BEIJING (Reuters) - China will boost gun training for police in its capital Beijing, a senior security official said, as it braces for what it calls an upsurge in militant violence around the country.
The vice minister of public security and head of Beijing's Public Security Bureau, Fu Zhenghua, urged officers to increase security in the city as he visited police stations and SWAT checkpoints along Beijing's main thoroughfare, Chang'an Avenue, on Saturday.
Police must be ready to "deal a deadly blow to enemies at the critical time", the official Xinhua news agency cited Fu as saying in a report on Sunday.
Chinese police do not always carry firearms, but top leaders have warned that security threats are mounting.
Police in Beijing have already stepped up armed patrols after five people were killed and 40 hurt when a car plowed into a crowd and burst into flames near Tiananmen Square last October. The dead included three people in the car identified by authorities as Islamists from the western region of Xinjiang.
Xinjiang is the home of Muslim Uighurs who speak a Turkic language. China has blamed previous attacks on Islamists it says seek to establish an independent state there called East Turkestan.

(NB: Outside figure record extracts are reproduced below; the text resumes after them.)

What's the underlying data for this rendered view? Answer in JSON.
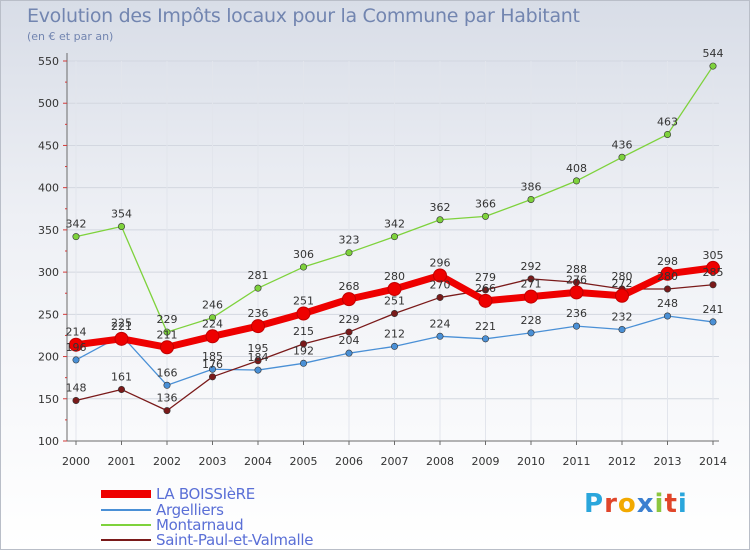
{
  "chart_data": {
    "type": "line",
    "title": "Evolution des Impôts locaux pour la Commune par Habitant",
    "subtitle": "(en € et par an)",
    "xlabel": "",
    "ylabel": "",
    "ylim": [
      100,
      550
    ],
    "yticks": [
      100,
      150,
      200,
      250,
      300,
      350,
      400,
      450,
      500,
      550
    ],
    "x": [
      2000,
      2001,
      2002,
      2003,
      2004,
      2005,
      2006,
      2007,
      2008,
      2009,
      2010,
      2011,
      2012,
      2013,
      2014
    ],
    "series": [
      {
        "name": "LA BOISSIèRE",
        "color": "#ee0000",
        "values": [
          214,
          221,
          211,
          224,
          236,
          251,
          268,
          280,
          296,
          266,
          271,
          276,
          272,
          298,
          305
        ]
      },
      {
        "name": "Argelliers",
        "color": "#4a90d6",
        "values": [
          196,
          225,
          166,
          185,
          184,
          192,
          204,
          212,
          224,
          221,
          228,
          236,
          232,
          248,
          241
        ]
      },
      {
        "name": "Montarnaud",
        "color": "#7ed23c",
        "values": [
          342,
          354,
          229,
          246,
          281,
          306,
          323,
          342,
          362,
          366,
          386,
          408,
          436,
          463,
          544
        ]
      },
      {
        "name": "Saint-Paul-et-Valmalle",
        "color": "#7a1a1a",
        "values": [
          148,
          161,
          136,
          176,
          195,
          215,
          229,
          251,
          270,
          279,
          292,
          288,
          280,
          280,
          285
        ]
      }
    ]
  },
  "legend": {
    "items": [
      {
        "label": "LA BOISSIèRE"
      },
      {
        "label": "Argelliers"
      },
      {
        "label": "Montarnaud"
      },
      {
        "label": "Saint-Paul-et-Valmalle"
      }
    ]
  },
  "logo": {
    "letters": [
      "P",
      "r",
      "o",
      "x",
      "i",
      "t",
      "i"
    ],
    "colors": [
      "#2aa6dc",
      "#e0452a",
      "#f2a900",
      "#3b7fd0",
      "#8cc63f",
      "#e0452a",
      "#2aa6dc"
    ]
  }
}
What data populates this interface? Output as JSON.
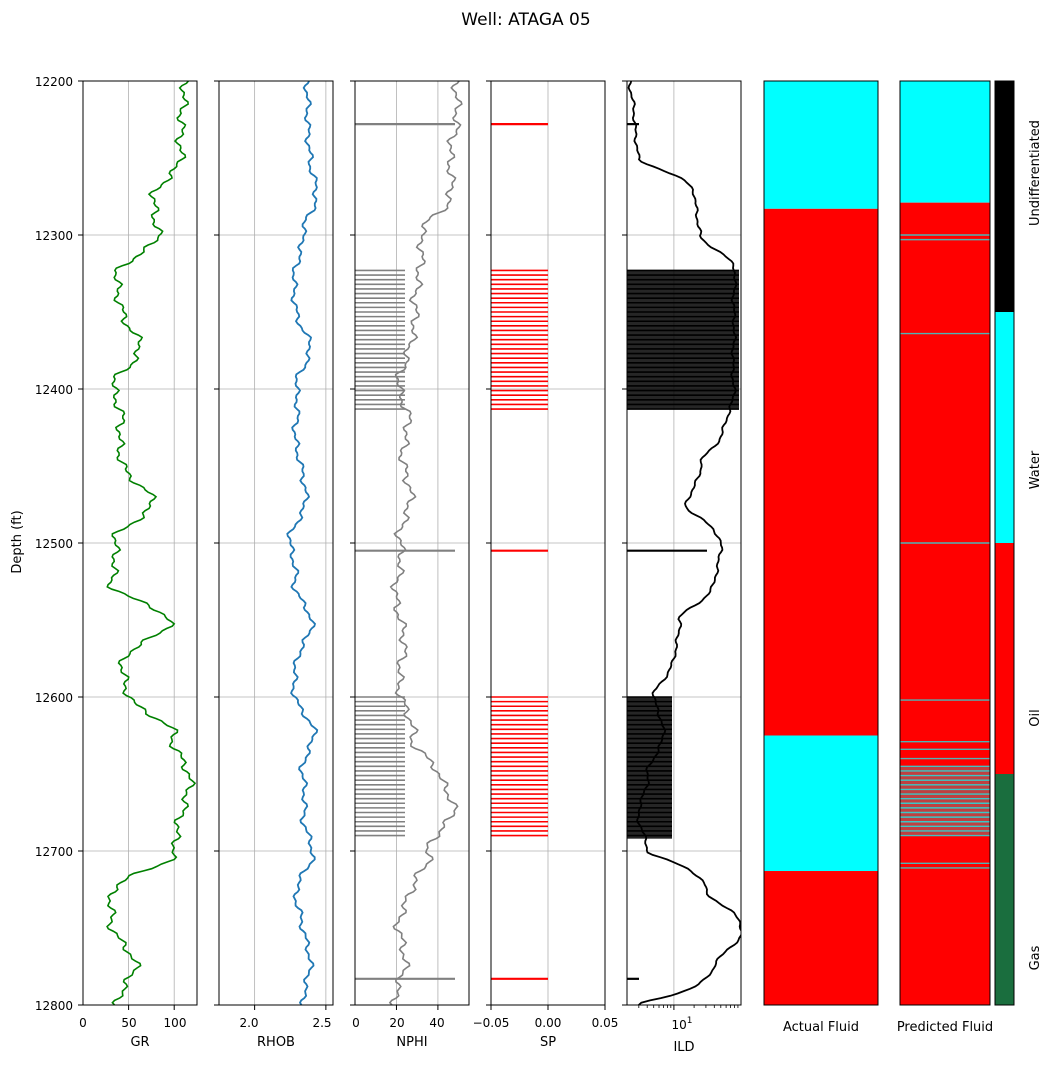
{
  "title": "Well: ATAGA 05",
  "ylabel": "Depth (ft)",
  "depth_ticks": [
    "12200",
    "12300",
    "12400",
    "12500",
    "12600",
    "12700",
    "12800"
  ],
  "tracks": {
    "gr": {
      "label": "GR",
      "ticks": [
        "0",
        "50",
        "100"
      ],
      "color": "#008000"
    },
    "rhob": {
      "label": "RHOB",
      "ticks": [
        "2.0",
        "2.5"
      ],
      "color": "#1f77b4"
    },
    "nphi": {
      "label": "NPHI",
      "ticks": [
        "0",
        "20",
        "40"
      ],
      "color": "#808080"
    },
    "sp": {
      "label": "SP",
      "ticks": [
        "−0.05",
        "0.00",
        "0.05"
      ],
      "color": "#ff0000"
    },
    "ild": {
      "label": "ILD",
      "tick": "10",
      "tick_exp": "1",
      "color": "#000000"
    },
    "actual": {
      "label": "Actual Fluid"
    },
    "predicted": {
      "label": "Predicted Fluid"
    }
  },
  "legend": [
    {
      "label": "Undifferentiated",
      "color": "#000000"
    },
    {
      "label": "Water",
      "color": "#00ffff"
    },
    {
      "label": "Oil",
      "color": "#ff0000"
    },
    {
      "label": "Gas",
      "color": "#1a6e3e"
    }
  ],
  "chart_data": {
    "type": "line",
    "title": "Well: ATAGA 05",
    "ylabel": "Depth (ft)",
    "ylim": [
      12800,
      12200
    ],
    "grid": true,
    "depth": [
      12200,
      12225,
      12250,
      12275,
      12300,
      12325,
      12350,
      12375,
      12400,
      12425,
      12450,
      12475,
      12500,
      12525,
      12550,
      12575,
      12600,
      12625,
      12650,
      12675,
      12700,
      12725,
      12750,
      12775,
      12800
    ],
    "series": [
      {
        "name": "GR",
        "xlim": [
          0,
          125
        ],
        "values": [
          115,
          105,
          110,
          75,
          85,
          35,
          45,
          60,
          35,
          40,
          45,
          75,
          35,
          30,
          95,
          45,
          50,
          100,
          115,
          110,
          100,
          35,
          30,
          60,
          35
        ]
      },
      {
        "name": "RHOB",
        "xlim": [
          1.75,
          2.55
        ],
        "values": [
          2.38,
          2.36,
          2.4,
          2.42,
          2.35,
          2.27,
          2.3,
          2.38,
          2.3,
          2.28,
          2.33,
          2.35,
          2.25,
          2.28,
          2.4,
          2.3,
          2.28,
          2.42,
          2.33,
          2.35,
          2.4,
          2.3,
          2.33,
          2.4,
          2.33
        ]
      },
      {
        "name": "NPHI",
        "xlim": [
          0,
          55
        ],
        "values": [
          50,
          48,
          47,
          45,
          33,
          30,
          30,
          25,
          22,
          25,
          24,
          26,
          22,
          20,
          22,
          23,
          22,
          28,
          40,
          48,
          35,
          28,
          20,
          25,
          18
        ]
      },
      {
        "name": "ILD",
        "xlim": [
          2,
          100
        ],
        "log": true,
        "values": [
          2.3,
          2.5,
          3,
          20,
          25,
          80,
          80,
          75,
          80,
          55,
          25,
          15,
          50,
          40,
          12,
          10,
          5,
          7,
          4,
          3,
          4,
          30,
          100,
          40,
          3
        ]
      }
    ],
    "shading": [
      {
        "track": "NPHI",
        "from": 12323,
        "to": 12413,
        "color": "#808080"
      },
      {
        "track": "NPHI",
        "from": 12600,
        "to": 12692,
        "color": "#808080"
      },
      {
        "track": "SP",
        "from": 12323,
        "to": 12413,
        "color": "#ff0000"
      },
      {
        "track": "SP",
        "from": 12600,
        "to": 12692,
        "color": "#ff0000"
      },
      {
        "track": "ILD",
        "from": 12323,
        "to": 12413,
        "color": "#000000"
      },
      {
        "track": "ILD",
        "from": 12600,
        "to": 12692,
        "color": "#000000"
      }
    ],
    "actual_fluid": [
      {
        "from": 12200,
        "to": 12283,
        "label": "Water"
      },
      {
        "from": 12283,
        "to": 12625,
        "label": "Oil"
      },
      {
        "from": 12625,
        "to": 12713,
        "label": "Water"
      },
      {
        "from": 12713,
        "to": 12800,
        "label": "Oil"
      }
    ],
    "predicted_fluid": [
      {
        "from": 12200,
        "to": 12279,
        "label": "Water"
      },
      {
        "from": 12279,
        "to": 12800,
        "label": "Oil"
      }
    ]
  }
}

Around 200 people have died in attacks blamed on Xinjiang militants in China in the last year or so, and the authorities have launched a campaign to stop the unrest, detaining hundreds and executing many others.
China will host an APEC summit on the outskirts of Beijing in November. This will draw heads of state and government from around the Asia Pacific region in one of the highest profile events to be held there since the 2008 Olympic Games.